LONDON — Germany’s 20-year bond yield rose into positive territory on Tuesday for the first time since July, tracking moves on debt markets across the developed world on optimism around U.S.-China trade talks and robust U.S. service sector data.
China is pushing U.S. President Donald Trump to remove more tariffs imposed in September, according to overnight reports, while Beijing and Washington spoke of progress in the talks.
U.S. Commerce Secretary Wilbur Ross meanwhile said licenses for U.S. companies to sell components to China’s telecoms giant Huawei will come “very shortly”.
Investors reacted positively — rushing into stock markets, boosting China’s offshore yuan to a three-month high against the dollar and dumping safe-haven bonds.
This was followed by data from the U.S. services sector, which came in higher than consensus.

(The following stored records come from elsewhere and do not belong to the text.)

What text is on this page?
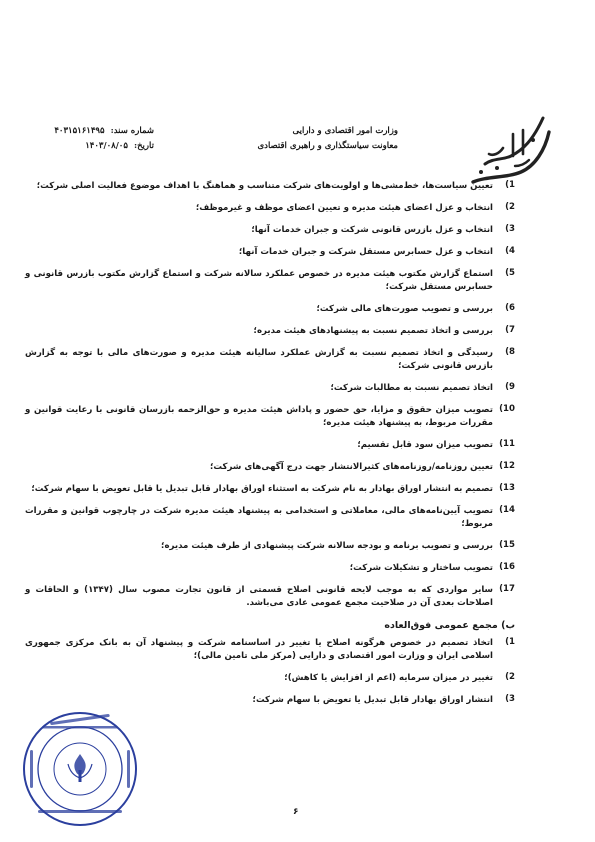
وزارت امور اقتصادی و دارایی
معاونت سیاستگذاری و راهبری اقتصادی
شماره سند:
۴۰۳۱۵۱۶۱۴۹۵
تاریخ:
۱۴۰۳/۰۸/۰۵
1)
تعیین سیاست‌ها، خط‌مشی‌ها و اولویت‌های شرکت متناسب و هماهنگ با اهداف موضوع فعالیت اصلی شرکت؛
2)
انتخاب و عزل اعضای هیئت مدیره و تعیین اعضای موظف و غیرموظف؛
3)
انتخاب و عزل بازرس قانونی شرکت و جبران خدمات آنها؛
4)
انتخاب و عزل حسابرس مستقل شرکت و جبران خدمات آنها؛
5)
استماع گزارش مکتوب هیئت مدیره در خصوص عملکرد سالانه شرکت و استماع گزارش مکتوب بازرس قانونی و حسابرس مستقل شرکت؛
6)
بررسی و تصویب صورت‌های مالی شرکت؛
7)
بررسی و اتخاذ تصمیم نسبت به پیشنهادهای هیئت مدیره؛
8)
رسیدگی و اتخاذ تصمیم نسبت به گزارش عملکرد سالیانه هیئت مدیره و صورت‌های مالی با توجه به گزارش بازرس قانونی شرکت؛
9)
اتخاذ تصمیم نسبت به مطالبات شرکت؛
10)
تصویب میزان حقوق و مزایا، حق حضور و پاداش هیئت مدیره و حق‌الزحمه بازرسان قانونی با رعایت قوانین و مقررات مربوط، به پیشنهاد هیئت مدیره؛
11)
تصویب میزان سود قابل تقسیم؛
12)
تعیین روزنامه/روزنامه‌های کثیرالانتشار جهت درج آگهی‌های شرکت؛
13)
تصمیم به انتشار اوراق بهادار به نام شرکت به استثناء اوراق بهادار قابل تبدیل یا قابل تعویض با سهام شرکت؛
14)
تصویب آیین‌نامه‌های مالی، معاملاتی و استخدامی به پیشنهاد هیئت مدیره شرکت در چارچوب قوانین و مقررات مربوط؛
15)
بررسی و تصویب برنامه و بودجه سالانه شرکت پیشنهادی از طرف هیئت مدیره؛
16)
تصویب ساختار و تشکیلات شرکت؛
17)
سایر مواردی که به موجب لایحه قانونی اصلاح قسمتی از قانون تجارت مصوب سال (۱۳۴۷) و الحاقات و اصلاحات بعدی آن در صلاحیت مجمع عمومی عادی می‌باشد.
ب) مجمع عمومی فوق‌العاده
1)
اتخاذ تصمیم در خصوص هرگونه اصلاح یا تغییر در اساسنامه شرکت و پیشنهاد آن به بانک مرکزی جمهوری اسلامی ایران و وزارت امور اقتصادی و دارایی (مرکز ملی تامین مالی)؛
2)
تغییر در میزان سرمایه (اعم از افزایش یا کاهش)؛
3)
انتشار اوراق بهادار قابل تبدیل یا تعویض با سهام شرکت؛
۶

Across the euro area, most 10-year bond yields climbed around 3 basis points to their highest levels since mid-July.
Germany’s 20-year bond yield rose to 0.001%, before falling back to -0.02%.
The yield has risen 40 bps since early-September in line with a significant upward move in yields across the euro zone in this period. Germany’s 30-year bond yield rose into positive territory in October.
Next in line is the French 10-year bond, which is hovering close to a return to positive territory after rising as high as -0.006%.
“Since last week positive headlines on China-U.S. trade, markets has supported this sell-off as well as a steepening of global rates across the board,” said TD Securities rates strategist Pooja Kumra.
“Today’s stronger data in US as well as the spring of issuance is also adding to the steepening pressure.”
In a sign that hopes for progress in U.S./China trade talks have boosted optimism about the global growth outlook, a key gauge of long-term euro zone inflation expectations rose above 1.25% to its highest in more than six weeks.
“People are trading the trade headlines like the sunny side up – they are tending to see the positive side,” said Lyn Graham-Taylor, a fixed income strategist at Rabobank in London.
Analysts said fresh bond supply from the United States and Europe added to upward pressure on yields. Austria sold almost one billion euros of five and 10-year bonds.
Spain, which holds an election on Sunday, also moved into focus.
On Monday, the main candidates to become Spain’s next prime minister clashed over how to handle Catalan separatism, as they tried to woo voters ahead of a repeat election that opinion polls show could be as inconclusive as the one in April.
The closely-watched gap between Spanish and German 10-year bond yields on Monday widened to around 67 bps, its highest level since mid-October — suggesting some unease among investors as Sunday’s election draws closer.
“An election should add uncertainty as to the future trajectory, in turn pushing forward spreads wider,” analysts at Mizuho said in a note.
But other peripheral sovereigns outperformed on Tuesday.
The gap between Irish and German 10-year bond yields fell to its tightest level since April 2018 at 36 bps, while the gap with Portugal is at its lowest level since December 2009, at 55 bps.